Quedaban escasamente cincuenta metros para el final, y aunque Polonio había acortado distancias, no tenía tiempo material para conseguir la remontada. Pese a ello siguió corriendo. Ya no sentía las piernas ni las manos, sólo escuchaba el ritmo vertiginoso de su corazón que se le salía por la boca. Entonces ocurrió algo inaudito. Un chucho saltó de la acera y empezó a perseguir y ladrar al corredor que iba en cabeza. Lo hacía alegre, feliz, como si aquel tipo al que acompañaba fuese un conocido, fuese su amo.

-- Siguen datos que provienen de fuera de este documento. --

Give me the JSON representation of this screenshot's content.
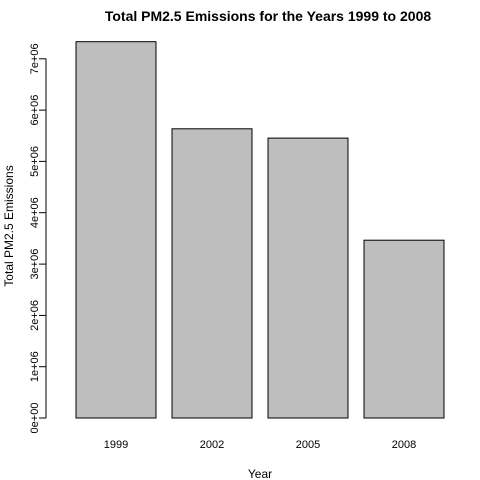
{
  "chart_data": {
    "type": "bar",
    "title": "Total PM2.5 Emissions for the Years 1999 to 2008",
    "xlabel": "Year",
    "ylabel": "Total PM2.5 Emissions",
    "categories": [
      "1999",
      "2002",
      "2005",
      "2008"
    ],
    "values": [
      7332967,
      5635780,
      5454703,
      3464206
    ],
    "ylim": [
      0,
      7600000
    ],
    "yticks": [
      0,
      1000000,
      2000000,
      3000000,
      4000000,
      5000000,
      6000000,
      7000000
    ],
    "ytick_labels": [
      "0e+00",
      "1e+06",
      "2e+06",
      "3e+06",
      "4e+06",
      "5e+06",
      "6e+06",
      "7e+06"
    ],
    "bar_color": "#bebebe",
    "grid": false,
    "legend": "none"
  }
}
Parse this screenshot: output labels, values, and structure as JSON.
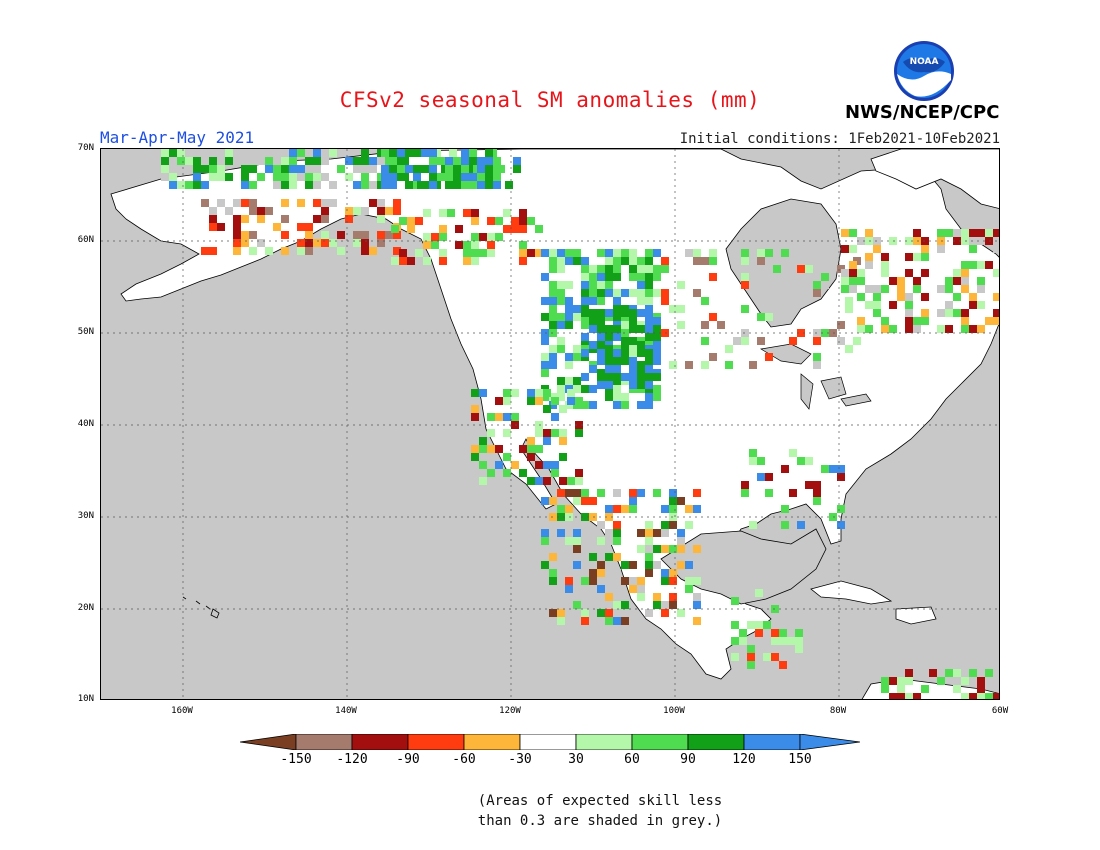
{
  "header": {
    "title": "CFSv2 seasonal SM anomalies (mm)",
    "period": "Mar-Apr-May 2021",
    "initial_conditions": "Initial conditions: 1Feb2021-10Feb2021",
    "agency": "NWS/NCEP/CPC",
    "logo_text": "NOAA"
  },
  "map": {
    "lat_labels": [
      "70N",
      "60N",
      "50N",
      "40N",
      "30N",
      "20N",
      "10N"
    ],
    "lon_labels": [
      "160W",
      "140W",
      "120W",
      "100W",
      "80W",
      "60W"
    ],
    "colors": {
      "ocean_grey": "#c8c8c8",
      "land_white": "#ffffff",
      "coast": "#000000"
    }
  },
  "legend": {
    "tick_labels": [
      "-150",
      "-120",
      "-90",
      "-60",
      "-30",
      "30",
      "60",
      "90",
      "120",
      "150"
    ],
    "colors": [
      "#7a3e22",
      "#a57b6e",
      "#a30f0f",
      "#ff3c10",
      "#fdb63a",
      "#ffffff",
      "#b4f7aa",
      "#50dc50",
      "#12a019",
      "#3a8ce8",
      "#3a8ce8"
    ]
  },
  "footnote": {
    "line1": "(Areas of expected skill less",
    "line2": "than 0.3 are shaded in grey.)"
  }
}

Sólo faltaban diez metros para cruzar la meta y el seguro ganador empezó a levantar los brazos. El perro, nadie supo explicárselo luego, se cruzó sin querer entre las piernas del corredor, quien fue a caer de bruces en el pavimento. Polonio no vio la escena, o si la vio no llegó a procesarla su cerebro. Iba desbocado, como un zombi, persiguiendo al corredor que podía arrebatarle la gloria de su vida. Cuando se quiso dar cuenta estaba rompiendo la cinta de la victoria. El primero. No había duda, la cinta la había roto él. ¡Había ganado la carrera! Entonces miró para atrás y vio tirado en el suelo a quien tanto había odiado en los últimos metros de la media maratón. No sintió lástima. Era tal la euforia por haber logrado su sueño (Helen) que lo primero que hizo fue buscar sus ojos. Y allí la vio, seria, como si no le hubiese agradado su épica victoria. O quizás era el bajón anímico que viene tras los momentos de gran tensión emocional. No pudo seguir elucubrando porque alguien le echó una manta por encima y se lo llevó en volandas hacia un autobús medicalizado. Cuando pasó cerca de su amada le hizo el gesto de la victoria al tiempo que le dirigía, mezcladas con el cansancio y la gloria, las palabras más hermosas del mundo:
—¡Te quiero!

Fueron pasando los minutos. De pronto, subieron al autobús medicalizado varias personas bien trajeadas y con evidentes signos de prisa y preocupación. Instantes después llegaba una ambulancia haciendo rechinar sus alarmas. Helen ya no estaba entre el público. En cuanto vio desaparecer a Polonio dentro del autobús dijo que tenía que marcharse urgentemente a Madrid pero que volvería por la tarde. Los colegas de Polonio que habían estado acompañándola se quedaron con la boca abierta y sin entender nada. Ahora seguían igual, cuando comprobaron cómo la puerta del autobús se abría y dos hombres muy serios portaban una camilla que, acto seguido, introdujeron en la ambulancia. Les pareció que en ella iba una persona aunque no pudieron verla porque estaba completamente tapada por una sábana. A continuación volvieron a oírse las sirenas y el vehículo emprendió la marcha a toda velocidad. La gente, en la meta, no entendía nada. Al cabo de unos minutos los altavoces informaron de lo que acababa de ocurrir. Descansa en paz, amigo Polonio.